Published by Alfred A Knopf, New York, 1966. First US Edition. Hardback book. No dust jacket present. 259 pages.

CONDITION
A very good signed first US edition. Boards and spine are good. Endpapers good. No names or writing except for that of the authors inscription. All pages clean throughout. Overall a very good first edition.

T
he Music School is a place of learning, in which a sheltered South Dakota boy meets his roommate at Harvard, a rebel with whom he will have a violent—and ambiguous—physical encounter; a warring married couple, Richard and Joan Maple, try and try again to find solace in sex; and Henry Bech, an unprolific American writer publicizing himself far from home, enjoys a moment of improbable, poignant, untranslatable connection with a Bulgarian poetess. In these twenty short stories, each evidence of his early mastery, John Updike brings us a world—a world of fumbling, pausing, and beginning again; a world sensitively felt and lovingly expressed; a world whose pianissimo harmonies demand new subtleties of fictional form.

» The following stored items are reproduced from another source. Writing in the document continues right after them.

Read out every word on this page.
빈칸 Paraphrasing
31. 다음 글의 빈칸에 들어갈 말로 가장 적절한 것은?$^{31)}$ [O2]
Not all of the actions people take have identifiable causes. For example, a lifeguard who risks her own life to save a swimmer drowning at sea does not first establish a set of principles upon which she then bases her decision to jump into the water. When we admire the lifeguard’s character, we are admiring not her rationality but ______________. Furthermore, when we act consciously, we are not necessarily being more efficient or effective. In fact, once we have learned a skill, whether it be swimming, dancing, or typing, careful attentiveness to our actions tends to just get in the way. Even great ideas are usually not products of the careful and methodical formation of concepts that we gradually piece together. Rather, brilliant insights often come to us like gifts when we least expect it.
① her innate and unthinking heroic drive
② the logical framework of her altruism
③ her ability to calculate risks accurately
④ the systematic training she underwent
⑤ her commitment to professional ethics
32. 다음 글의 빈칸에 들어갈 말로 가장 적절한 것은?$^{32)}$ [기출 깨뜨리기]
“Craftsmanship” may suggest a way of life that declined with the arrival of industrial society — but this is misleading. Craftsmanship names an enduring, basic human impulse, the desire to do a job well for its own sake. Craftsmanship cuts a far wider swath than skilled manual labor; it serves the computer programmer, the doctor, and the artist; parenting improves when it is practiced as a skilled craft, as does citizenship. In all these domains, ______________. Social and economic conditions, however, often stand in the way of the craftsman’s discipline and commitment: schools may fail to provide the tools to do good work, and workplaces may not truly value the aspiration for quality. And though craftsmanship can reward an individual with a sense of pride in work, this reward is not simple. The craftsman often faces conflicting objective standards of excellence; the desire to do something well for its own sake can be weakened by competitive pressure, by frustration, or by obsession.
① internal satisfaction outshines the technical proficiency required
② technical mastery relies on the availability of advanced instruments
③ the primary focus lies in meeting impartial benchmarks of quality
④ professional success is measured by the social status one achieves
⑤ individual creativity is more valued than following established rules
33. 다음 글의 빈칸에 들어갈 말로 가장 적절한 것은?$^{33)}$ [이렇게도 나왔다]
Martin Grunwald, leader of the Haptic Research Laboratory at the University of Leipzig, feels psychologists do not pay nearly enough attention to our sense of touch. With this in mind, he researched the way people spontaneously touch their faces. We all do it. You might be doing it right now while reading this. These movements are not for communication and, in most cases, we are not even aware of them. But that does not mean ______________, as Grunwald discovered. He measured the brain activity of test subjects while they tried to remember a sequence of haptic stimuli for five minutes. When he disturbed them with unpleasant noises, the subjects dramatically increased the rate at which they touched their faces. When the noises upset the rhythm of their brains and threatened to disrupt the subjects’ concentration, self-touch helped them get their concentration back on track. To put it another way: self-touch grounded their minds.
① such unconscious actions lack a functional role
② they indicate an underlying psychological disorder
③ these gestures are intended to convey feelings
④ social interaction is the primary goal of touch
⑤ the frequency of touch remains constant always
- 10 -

Geoffrey Edgar Solomon Gorer
(26 March 1905 – 24 May 1985) was an English anthropologist and author, noted for his application of psychoanalytic techniques to anthropology.

Born into a non-practicing Jewish family, he was educated at Charterhouse and at Jesus College, Cambridge. During the 1930s he wrote unpublished fiction and drama. His first book was The Revolutionary Ideas of the Marquis de Sade (1934, revised 1953, 1964). He then published an account of a journey he made following Féral Benga in Africa, Africa Dances (1935, new edns. 1945 : Penguin, 1949, 1962; Eland 2003), which was a considerable success and proved to be a springboard for a career as a writer and anthropologist. After Africa Dances, his career was advanced by the publishers and anthropologists now taking a keen interest in his well-regarded work. Another cultural study followed: Bali and Angkor, or, Looking at Life and Death (1936). Hot Strip Tease appeared in 1937 and Himalayan Village in 1938.

His admiration for George Orwell's novel Burmese Days led him to contact Orwell in 1935. They remained good friends until Orwell's death in 1950.